I have often been called pedantic. This means that sometimes I can be overly concerned with the accuracy or precision of something. In this case, however, I think it’s okay to be a little pedantic because technically a blog is a website.
What is a website?
A British computer scientist, Sir Tim Berners-Lee, invented the World Wide Web or Web for short in 1989. His vision was for an easy way to share information stored on networked computers in different geographic locations. Kind of like an interconnected web of information. As it turns out, any time you have a collection of one or more web pages that are hosted under the same domain, you have a website.
Blog or website. Pages or posts. Do you know the difference? We'll explain everything in this comprehensive article.
This doesn’t really say what a website can do but it does explain what it is. Websites can be developed for businesses, organisations, governments and individuals. They can be maintained and looked after by one person or a team of people, depending on the size and function of the website.

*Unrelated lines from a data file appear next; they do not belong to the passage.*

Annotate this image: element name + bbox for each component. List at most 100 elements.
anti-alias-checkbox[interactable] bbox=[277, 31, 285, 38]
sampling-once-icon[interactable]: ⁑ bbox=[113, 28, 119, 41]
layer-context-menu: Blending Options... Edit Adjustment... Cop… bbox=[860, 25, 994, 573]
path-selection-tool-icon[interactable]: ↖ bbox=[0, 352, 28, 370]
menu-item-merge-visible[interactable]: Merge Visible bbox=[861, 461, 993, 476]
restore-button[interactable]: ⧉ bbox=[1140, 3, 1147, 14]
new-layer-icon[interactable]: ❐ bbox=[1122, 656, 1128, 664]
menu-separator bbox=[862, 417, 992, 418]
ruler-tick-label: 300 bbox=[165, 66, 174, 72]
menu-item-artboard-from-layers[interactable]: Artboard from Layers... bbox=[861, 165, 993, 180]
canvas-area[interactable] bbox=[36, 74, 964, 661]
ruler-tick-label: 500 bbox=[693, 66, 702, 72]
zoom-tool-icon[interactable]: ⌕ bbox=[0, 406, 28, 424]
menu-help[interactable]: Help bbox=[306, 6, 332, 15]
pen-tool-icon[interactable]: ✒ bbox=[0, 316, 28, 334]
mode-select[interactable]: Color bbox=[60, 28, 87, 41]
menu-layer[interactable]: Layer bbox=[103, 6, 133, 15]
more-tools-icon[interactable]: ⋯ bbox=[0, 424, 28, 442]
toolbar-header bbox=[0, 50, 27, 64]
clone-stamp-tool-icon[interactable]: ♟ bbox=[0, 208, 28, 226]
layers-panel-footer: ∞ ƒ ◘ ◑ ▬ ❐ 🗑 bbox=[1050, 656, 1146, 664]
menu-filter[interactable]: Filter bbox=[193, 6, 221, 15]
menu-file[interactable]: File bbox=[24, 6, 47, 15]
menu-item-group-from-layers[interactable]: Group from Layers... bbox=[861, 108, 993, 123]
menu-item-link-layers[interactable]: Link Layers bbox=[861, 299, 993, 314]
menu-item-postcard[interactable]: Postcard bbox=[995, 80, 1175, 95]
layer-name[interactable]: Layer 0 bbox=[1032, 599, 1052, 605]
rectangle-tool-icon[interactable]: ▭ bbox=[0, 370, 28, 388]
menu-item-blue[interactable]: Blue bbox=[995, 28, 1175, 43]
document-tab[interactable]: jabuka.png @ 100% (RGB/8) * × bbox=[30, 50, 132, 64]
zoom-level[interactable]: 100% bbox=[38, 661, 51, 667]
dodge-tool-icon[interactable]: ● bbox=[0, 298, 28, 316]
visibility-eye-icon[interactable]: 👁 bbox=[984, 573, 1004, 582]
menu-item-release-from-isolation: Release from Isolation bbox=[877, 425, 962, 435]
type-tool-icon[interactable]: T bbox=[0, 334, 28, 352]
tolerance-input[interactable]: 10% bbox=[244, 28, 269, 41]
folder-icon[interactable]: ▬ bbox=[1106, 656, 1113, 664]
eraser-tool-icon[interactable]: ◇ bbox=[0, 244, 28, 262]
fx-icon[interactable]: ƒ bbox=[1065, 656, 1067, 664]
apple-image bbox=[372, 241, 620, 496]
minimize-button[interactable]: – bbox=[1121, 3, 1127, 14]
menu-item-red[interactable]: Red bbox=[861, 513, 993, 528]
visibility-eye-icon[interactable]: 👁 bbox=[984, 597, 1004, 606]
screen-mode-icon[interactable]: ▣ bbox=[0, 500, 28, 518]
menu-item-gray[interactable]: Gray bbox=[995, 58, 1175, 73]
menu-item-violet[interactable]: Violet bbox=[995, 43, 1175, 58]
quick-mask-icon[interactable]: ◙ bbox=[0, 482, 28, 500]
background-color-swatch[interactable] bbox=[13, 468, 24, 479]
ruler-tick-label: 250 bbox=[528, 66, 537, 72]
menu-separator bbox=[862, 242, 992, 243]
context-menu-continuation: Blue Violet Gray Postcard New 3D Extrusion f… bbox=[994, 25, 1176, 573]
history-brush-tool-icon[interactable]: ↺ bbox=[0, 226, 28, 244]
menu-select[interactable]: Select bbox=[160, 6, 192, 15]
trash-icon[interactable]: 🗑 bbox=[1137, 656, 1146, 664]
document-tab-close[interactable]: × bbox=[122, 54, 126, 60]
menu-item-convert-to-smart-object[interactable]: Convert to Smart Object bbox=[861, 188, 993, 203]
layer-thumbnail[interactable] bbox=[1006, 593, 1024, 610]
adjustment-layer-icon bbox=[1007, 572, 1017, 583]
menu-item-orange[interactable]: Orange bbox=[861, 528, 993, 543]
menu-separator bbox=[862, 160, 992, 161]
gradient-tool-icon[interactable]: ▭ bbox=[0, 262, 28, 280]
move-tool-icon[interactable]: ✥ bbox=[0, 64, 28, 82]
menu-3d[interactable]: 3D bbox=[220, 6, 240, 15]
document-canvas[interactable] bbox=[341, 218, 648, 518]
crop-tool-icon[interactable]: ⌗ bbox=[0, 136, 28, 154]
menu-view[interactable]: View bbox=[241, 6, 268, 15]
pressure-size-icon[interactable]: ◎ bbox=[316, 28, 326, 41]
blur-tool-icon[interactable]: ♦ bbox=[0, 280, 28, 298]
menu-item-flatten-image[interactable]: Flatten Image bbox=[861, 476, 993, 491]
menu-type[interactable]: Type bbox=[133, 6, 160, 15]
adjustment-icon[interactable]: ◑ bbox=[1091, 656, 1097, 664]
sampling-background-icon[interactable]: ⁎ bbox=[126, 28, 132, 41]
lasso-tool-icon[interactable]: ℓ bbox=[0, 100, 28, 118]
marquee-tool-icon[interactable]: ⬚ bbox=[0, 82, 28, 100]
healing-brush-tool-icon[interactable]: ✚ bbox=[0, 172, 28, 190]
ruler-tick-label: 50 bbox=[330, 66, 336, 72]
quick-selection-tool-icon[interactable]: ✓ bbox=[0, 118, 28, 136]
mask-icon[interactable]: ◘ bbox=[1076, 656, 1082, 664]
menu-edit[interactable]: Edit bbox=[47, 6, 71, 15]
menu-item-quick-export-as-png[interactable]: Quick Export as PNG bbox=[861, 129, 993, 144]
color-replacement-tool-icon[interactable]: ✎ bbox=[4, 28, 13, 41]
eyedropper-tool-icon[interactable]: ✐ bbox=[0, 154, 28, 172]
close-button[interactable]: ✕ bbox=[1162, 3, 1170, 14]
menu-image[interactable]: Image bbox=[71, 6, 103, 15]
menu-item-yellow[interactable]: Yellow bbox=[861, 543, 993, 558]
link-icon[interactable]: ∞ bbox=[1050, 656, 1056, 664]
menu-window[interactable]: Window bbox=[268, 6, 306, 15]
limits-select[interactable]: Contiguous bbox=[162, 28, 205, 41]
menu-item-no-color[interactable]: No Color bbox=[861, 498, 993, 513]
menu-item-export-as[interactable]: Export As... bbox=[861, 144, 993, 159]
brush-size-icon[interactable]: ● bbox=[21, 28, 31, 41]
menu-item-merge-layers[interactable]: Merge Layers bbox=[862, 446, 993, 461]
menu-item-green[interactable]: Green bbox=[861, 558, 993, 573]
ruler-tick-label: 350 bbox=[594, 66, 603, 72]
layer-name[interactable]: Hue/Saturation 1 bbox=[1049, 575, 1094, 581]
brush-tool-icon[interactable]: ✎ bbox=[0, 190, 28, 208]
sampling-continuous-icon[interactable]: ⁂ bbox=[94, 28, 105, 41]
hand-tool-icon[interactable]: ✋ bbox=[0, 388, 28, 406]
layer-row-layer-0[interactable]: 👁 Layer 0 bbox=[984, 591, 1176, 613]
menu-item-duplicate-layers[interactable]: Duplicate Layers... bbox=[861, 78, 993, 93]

Websites can be small in size, i.e. have a limited number of pages or massive in scale like Google or Wikipedia. Usually the information on a website's pages are relatively static, meaning it doesn’t change all that often. On the other hand, social media sites like Facebook or Twitter are also websites and these change all the time!
What is a blog?
A blog is a website with regularly updated information. Much like a diary or journal. It’s usually written or published by an individual rather than a company or news organisation. This is not to say that a company won’t have a blog, rather a person or author at the company will be the responsible person for the contents of the blog.
The term blog is a portmanteau which happens when you combine two words to form a new one, in this case web + log = blog. The act of writing and publishing is called blogging. Unlike the more static pages on a website, blog pages are referred to as articles or posts and are published regularly. This can vary from multiple times a day to a few times a week or month. There is no rule, it depends on the author of the blog and the kind of information being presented. Tech Warrior’s learning hub (for information on building a website) is a blog and publishes posts a few times per week.
The Web does not just connect machines, it connects people.
Another key difference between a website and a blog is community engagement. The author of a blog will often open the opportunity for discussion on what has been published. This discussion takes the form of a comment system situated below the main article or post.
In recent times, however, this has been abused by both people and automated scripts or bots. In the former, people can take the conversation off-topic which means irrelevant things are discussed, outside the focus of the original blog post. Additionally commenters can sometimes be vitriolic to other comment posters, focussing on the person and not what was said in a disrespectful or spiteful manner. In the latter, the scripts or bots endeavour to post comments, also unrelated, containing spam links to other dubious websites. This is done in an effort to try and con Google and other search engines into giving them a higher rank on the search results pages. This kind of behavior has resulted in many blogs limiting comments or putting safeguards in place.
A well-rounded website will contain both web pages and posts. In other words it will be both a website and a blog. Web pages are useful for static information that doesn’t change all that much or often. Publishing a blog can keep customers and visitors up to date with the latest news and happenings. It can also build deeper engagement and trust through the comment system, provided this is managed properly.